July 18, 2005
Last December I rambled about a happiness hypothetical: if you could have some sort of procedure that was guaranteed to make you happy but dumb, would you do it?
This morning, musing about some of the recent sidebar talk about video games and other distractions, it occurred to me that it's a decent thinking point, but might be better if it was less blunt, more true-to-life. Hypothesis: "True Happiness" requires an alignment of happiness and meta-happiness. You want to be happy in "real time": entertained or just content. You also want to be happy "for the right reasons", happy in ways that seem philosophically or socially acceptable.
Something that works at the base "plain happiness" level but not above that is a "guilty pleasure". I don't think we have as good a label for the opposite, but I think many of us have felt that "I want to like this more that I actually do" feeling...when I was a pre-adolescent I tried to foster an appreciation for classical music and later jazz but in reality I didn't really have a feel for either. It took me years to admit myself I only like either when it's fast, has a lot of percussion and/or "hooks".
I guess there's a choice to be made, assuming we're not lucky enough to have the two levels in perfect alignment but smart enough to be bothered by that:
- do what you find entertaining and satisfying in the here-and-now and work towards a "philosophical" justification for that
- set out doing what you think you "should" do and hope for the trickle down in "actual" happiness.
In practice, for guys in modern times the base happiness level often involves following "adolescent" pursuits like video games or even skirt chasing. The meta-happiness involves "growing up", getting a good career, being a good family man. (In its negative sense, being a "geek" (in the Star Trek-lovin', fat slob never-talk-to-a-girl-without-a-credit-card stereotype) is all about the former without being tempered by the latter, and society is pretty damn harsh on that path.)
For me right now, it seems like I'm more inclined to stake out the former path; do what I like, then figure out the justifications. My key to fostering a sense meta-satisfaction from my pursuits is that they are some times "creative" (or, rather, "creationary") and the idea of "creating" ranks highly on the meta-level. I play video games (not as much as I used to) but I also create games. (Though I've also developed some pretty decent justifications for why gaming interests me so much.) Kisrael.com also provides a framework for two other pursuits of mine, musing and browsing, and lets me produce a tangible reward for it, something that other people seem to enjoy as well.
What about being a family man? I don't know. I understand that it can entail a giant sacrifice of most of those "trivial pursuits". I've also been told that having a child the most cosmic thing a guy can do, I guess the meta-satisfaction is so overwhelming that it gushes over into the base levels of happiness. That seems like a giant leap of faith though, and I've never been crazy about irrevocable choices that pursuing that life would entail. On the other hand, I know I've enjoyed working with kids, seeing how their minds work, teaching them and also witnessing the world through fresher eyes.

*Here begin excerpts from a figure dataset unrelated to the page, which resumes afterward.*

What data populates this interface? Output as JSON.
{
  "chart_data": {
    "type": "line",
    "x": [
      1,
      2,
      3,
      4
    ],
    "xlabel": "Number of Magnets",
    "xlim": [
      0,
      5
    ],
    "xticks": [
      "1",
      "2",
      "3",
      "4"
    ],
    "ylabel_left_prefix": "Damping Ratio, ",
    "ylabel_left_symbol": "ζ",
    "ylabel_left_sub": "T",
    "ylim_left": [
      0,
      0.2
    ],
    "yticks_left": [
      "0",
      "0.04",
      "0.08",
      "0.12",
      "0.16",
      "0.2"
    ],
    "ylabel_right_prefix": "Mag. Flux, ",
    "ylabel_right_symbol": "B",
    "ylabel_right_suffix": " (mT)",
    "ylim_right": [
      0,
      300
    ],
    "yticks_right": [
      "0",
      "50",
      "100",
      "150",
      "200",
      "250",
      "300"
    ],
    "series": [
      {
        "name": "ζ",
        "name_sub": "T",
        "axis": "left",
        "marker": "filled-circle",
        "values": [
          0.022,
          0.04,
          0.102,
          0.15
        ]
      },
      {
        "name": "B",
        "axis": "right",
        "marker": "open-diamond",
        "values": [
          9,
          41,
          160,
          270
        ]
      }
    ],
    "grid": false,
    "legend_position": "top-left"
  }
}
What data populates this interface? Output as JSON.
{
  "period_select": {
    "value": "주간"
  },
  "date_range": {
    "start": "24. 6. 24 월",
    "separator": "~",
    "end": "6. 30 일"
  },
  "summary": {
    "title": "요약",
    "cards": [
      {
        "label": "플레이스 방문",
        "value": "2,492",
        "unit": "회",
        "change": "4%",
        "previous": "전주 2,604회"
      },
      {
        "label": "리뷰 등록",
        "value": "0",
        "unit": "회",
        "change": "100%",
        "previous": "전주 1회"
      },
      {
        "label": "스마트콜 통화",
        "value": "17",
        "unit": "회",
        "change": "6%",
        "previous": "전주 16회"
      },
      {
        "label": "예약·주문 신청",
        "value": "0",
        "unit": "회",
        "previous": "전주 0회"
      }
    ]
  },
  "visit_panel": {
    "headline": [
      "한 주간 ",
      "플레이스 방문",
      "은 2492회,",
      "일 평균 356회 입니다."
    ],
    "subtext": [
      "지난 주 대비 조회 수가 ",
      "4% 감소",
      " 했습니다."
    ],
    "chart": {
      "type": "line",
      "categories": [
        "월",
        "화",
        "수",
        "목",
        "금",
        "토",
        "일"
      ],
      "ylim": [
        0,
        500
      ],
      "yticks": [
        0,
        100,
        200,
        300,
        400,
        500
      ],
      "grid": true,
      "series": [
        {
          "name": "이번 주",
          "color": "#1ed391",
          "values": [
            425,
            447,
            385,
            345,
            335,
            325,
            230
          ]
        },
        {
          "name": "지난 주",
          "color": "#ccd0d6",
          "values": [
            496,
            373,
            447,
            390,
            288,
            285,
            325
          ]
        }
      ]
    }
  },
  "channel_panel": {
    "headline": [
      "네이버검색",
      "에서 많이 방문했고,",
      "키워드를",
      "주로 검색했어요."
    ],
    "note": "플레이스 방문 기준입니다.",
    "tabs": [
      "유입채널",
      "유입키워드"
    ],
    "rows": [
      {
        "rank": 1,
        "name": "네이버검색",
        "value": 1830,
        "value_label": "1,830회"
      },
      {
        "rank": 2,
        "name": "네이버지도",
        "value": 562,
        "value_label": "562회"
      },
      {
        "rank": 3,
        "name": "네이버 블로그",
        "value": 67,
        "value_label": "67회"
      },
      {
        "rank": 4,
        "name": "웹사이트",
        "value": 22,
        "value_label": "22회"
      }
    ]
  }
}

Philosophically it's almost a dead heat; my tendency towards anxiety and a cheerful nihilism makes it easy to explain not wanting to bring a child into this world. On the other hand there's a fear of long term regret, that some day I'll look at my amusements and accomplishments and ask "was that all worth it?"
Well, let me know what you think. (Interestingly, there are very Google few hits for "meta-happiness" or "meta-satisfaction", either given as one word or two. Is there another word for the concept that I'm not thinking of, or is it relatively uncharted territory?)